MACHINE LEARNING VS.THREAT FEEDS
Our solution doesn’t just rely on a list of threat feeds, we are powered by machine learning. F-Secure uses just threat feeds, and they don’t have any imagery-based phishing detection.
This gives our users zero-day threat protection so they’re protected even if a threat has never been seen before. In fact, we block new threats before other major threat feeds. What this really means is that if you visit a malicious site that isn’t a part of our database of deceptive threats, you’re still covered. Our system will scan the website before allowing the page to resolve, and block the domain if it’s found to be a threat.
F-Secure does use AI, but it is limited and doesn’t scan the page. Their AI works on the backend, allowing them to add new threats from external sources to their database of threats. Then, when someone makes a DNS query, it checks against the database.
F-secure has a database that is dynamically added to, but DNSFilter’s database uses the real-time web classification that happens each time a user visits a page. Any new threats we find as we scan user sites are automatically added to our database. Our users don't need to tell us about new threats, we already know. Whereas F-Secure doesn't have this capability. Their users need to manually update block lists or contact the company, which causes delays and frustration for end users.

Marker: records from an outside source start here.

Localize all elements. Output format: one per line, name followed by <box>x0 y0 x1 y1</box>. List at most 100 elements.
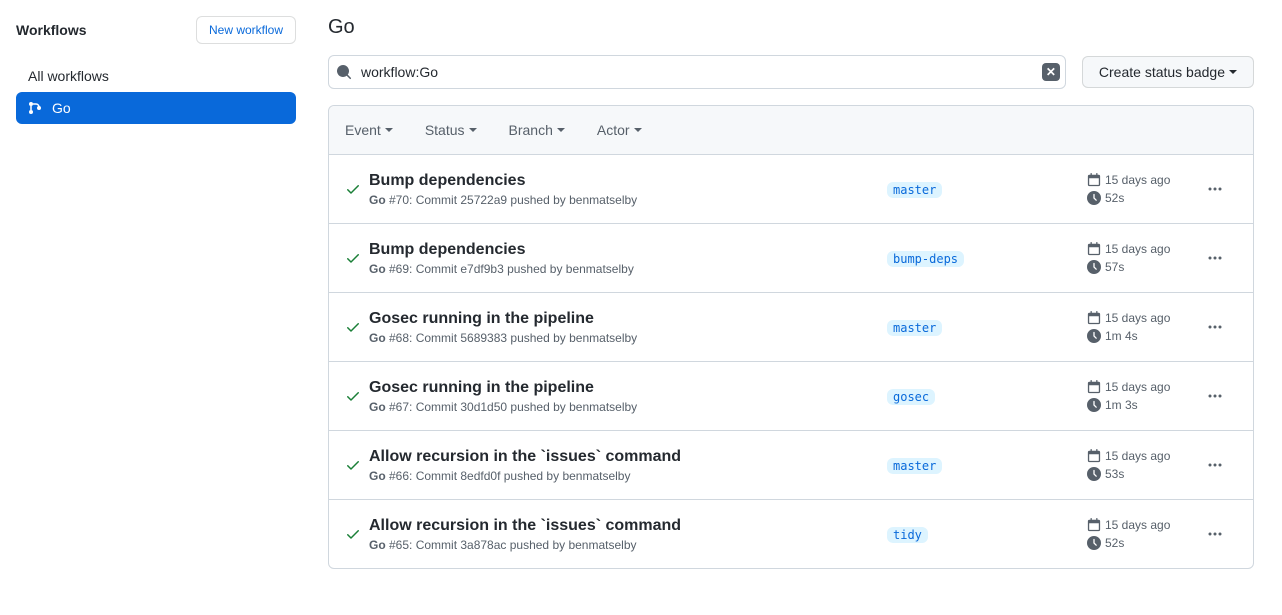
calendar-icon <box>1087 242 1101 256</box>
run-duration: 1m 4s <box>1087 329 1207 343</box>
run-subtitle: Go #69: Commit e7df9b3 pushed by benmats… <box>369 262 887 276</box>
run-subtitle: Go #67: Commit 30d1d50 pushed by benmats… <box>369 400 887 414</box>
filter-status[interactable]: Status <box>425 122 477 138</box>
run-time: 15 days ago <box>1087 311 1207 325</box>
run-main: Allow recursion in the `issues` command G… <box>369 447 887 483</box>
run-meta: 15 days ago 57s <box>1087 242 1207 274</box>
run-menu-button[interactable] <box>1207 319 1237 335</box>
search-wrap: ✕ <box>328 55 1066 89</box>
branch-label[interactable]: master <box>887 458 942 474</box>
run-subtitle: Go #66: Commit 8edfd0f pushed by benmats… <box>369 469 887 483</box>
calendar-icon <box>1087 518 1101 532</box>
branch-label[interactable]: bump-deps <box>887 251 964 267</box>
stopwatch-icon <box>1087 329 1101 343</box>
sidebar-header: Workflows New workflow <box>16 16 296 44</box>
run-menu-button[interactable] <box>1207 388 1237 404</box>
run-time: 15 days ago <box>1087 380 1207 394</box>
branch-cell: master <box>887 319 1087 336</box>
stopwatch-icon <box>1087 467 1101 481</box>
run-time: 15 days ago <box>1087 173 1207 187</box>
calendar-icon <box>1087 311 1101 325</box>
run-row[interactable]: Bump dependencies Go #69: Commit e7df9b3 … <box>329 224 1253 293</box>
workflow-nav: All workflows Go <box>16 60 296 124</box>
new-workflow-button[interactable]: New workflow <box>196 16 296 44</box>
search-icon <box>336 64 352 80</box>
run-title[interactable]: Gosec running in the pipeline <box>369 378 887 398</box>
run-menu-button[interactable] <box>1207 457 1237 473</box>
run-meta: 15 days ago53s <box>1087 449 1207 481</box>
run-main: Gosec running in the pipelineGo #68: Com… <box>369 309 887 345</box>
filter-bar: Event Status Branch Actor <box>329 106 1253 155</box>
branch-label[interactable]: tidy <box>887 527 928 543</box>
run-main: Allow recursion in the `issues` command G… <box>369 516 887 552</box>
run-main: Bump dependencies Go #69: Commit e7df9b3 … <box>369 240 887 276</box>
success-icon <box>345 250 365 266</box>
run-row[interactable]: Bump dependencies Go #70: Commit 25722a9 … <box>329 155 1253 224</box>
run-menu-button[interactable] <box>1207 526 1237 542</box>
run-row[interactable]: Gosec running in the pipelineGo #68: Com… <box>329 293 1253 362</box>
success-icon <box>345 526 365 542</box>
run-meta: 15 days ago 1m 4s <box>1087 311 1207 343</box>
filter-branch[interactable]: Branch <box>509 122 565 138</box>
run-menu-button[interactable] <box>1207 250 1237 266</box>
branch-label[interactable]: gosec <box>887 389 935 405</box>
clear-search-button[interactable]: ✕ <box>1042 63 1060 81</box>
branch-cell: bump-deps <box>887 250 1087 267</box>
run-duration: 57s <box>1087 260 1207 274</box>
run-duration: 1m 3s <box>1087 398 1207 412</box>
filter-actor[interactable]: Actor <box>597 122 642 138</box>
caret-down-icon <box>634 128 642 132</box>
calendar-icon <box>1087 380 1101 394</box>
run-main: Bump dependencies Go #70: Commit 25722a9 … <box>369 171 887 207</box>
top-controls: ✕ Create status badge <box>328 55 1254 89</box>
run-title[interactable]: Allow recursion in the `issues` command <box>369 447 887 467</box>
run-row[interactable]: Gosec running in the pipeline Go #67: Com… <box>329 362 1253 431</box>
filter-event-label: Event <box>345 122 381 138</box>
stopwatch-icon <box>1087 536 1101 550</box>
branch-cell: master <box>887 181 1087 198</box>
stopwatch-icon <box>1087 398 1101 412</box>
nav-workflow-go[interactable]: Go <box>16 92 296 124</box>
runs-box: Event Status Branch Actor Bump dependenc… <box>328 105 1254 569</box>
run-menu-button[interactable] <box>1207 181 1237 197</box>
success-icon <box>345 319 365 335</box>
sidebar-title: Workflows <box>16 22 87 38</box>
run-meta: 15 days ago 1m 3s <box>1087 380 1207 412</box>
run-duration: 52s <box>1087 191 1207 205</box>
branch-label[interactable]: master <box>887 182 942 198</box>
filter-event[interactable]: Event <box>345 122 393 138</box>
runs-list: Bump dependencies Go #70: Commit 25722a9 … <box>329 155 1253 568</box>
create-status-badge-button[interactable]: Create status badge <box>1082 56 1254 88</box>
run-meta: 15 days ago 52s <box>1087 518 1207 550</box>
branch-cell: master <box>887 457 1087 474</box>
run-subtitle: Go #65: Commit 3a878ac pushed by benmats… <box>369 538 887 552</box>
run-subtitle: Go #70: Commit 25722a9 pushed by benmats… <box>369 193 887 207</box>
run-time: 15 days ago <box>1087 518 1207 532</box>
run-duration: 52s <box>1087 536 1207 550</box>
run-title[interactable]: Allow recursion in the `issues` command <box>369 516 887 536</box>
run-time: 15 days ago <box>1087 242 1207 256</box>
run-row[interactable]: Allow recursion in the `issues` command G… <box>329 431 1253 500</box>
branch-cell: gosec <box>887 388 1087 405</box>
branch-label[interactable]: master <box>887 320 942 336</box>
branch-cell: tidy <box>887 526 1087 543</box>
filter-status-label: Status <box>425 122 465 138</box>
filter-actor-label: Actor <box>597 122 630 138</box>
run-title[interactable]: Bump dependencies <box>369 171 887 191</box>
success-icon <box>345 181 365 197</box>
filter-branch-label: Branch <box>509 122 553 138</box>
run-duration: 53s <box>1087 467 1207 481</box>
run-row[interactable]: Allow recursion in the `issues` command G… <box>329 500 1253 568</box>
caret-down-icon <box>385 128 393 132</box>
create-badge-label: Create status badge <box>1099 62 1225 82</box>
run-main: Gosec running in the pipeline Go #67: Com… <box>369 378 887 414</box>
nav-all-workflows[interactable]: All workflows <box>16 60 296 92</box>
caret-down-icon <box>469 128 477 132</box>
run-meta: 15 days ago 52s <box>1087 173 1207 205</box>
calendar-icon <box>1087 449 1101 463</box>
calendar-icon <box>1087 173 1101 187</box>
run-title[interactable]: Bump dependencies <box>369 240 887 260</box>
run-title[interactable]: Gosec running in the pipeline <box>369 309 887 329</box>
caret-down-icon <box>557 128 565 132</box>
search-input[interactable] <box>328 55 1066 89</box>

F-Secure’s domain database relies on a free service called Quad9. They’ve created their domain database by ingesting a variety of threat lists. What Quad9 doesn’t do when importing these lists is check the validity of these domains.
Our domain database is carefully maintained. Each threat feed that is added to the database is examined to make sure that well-known, safe websites are not found on a block list. Monthly reviews of our domain database are also performed, looking for false positives that may have cropped up. Preserving domain database health is important to make sure that users don’t run into erroneously blocked websites.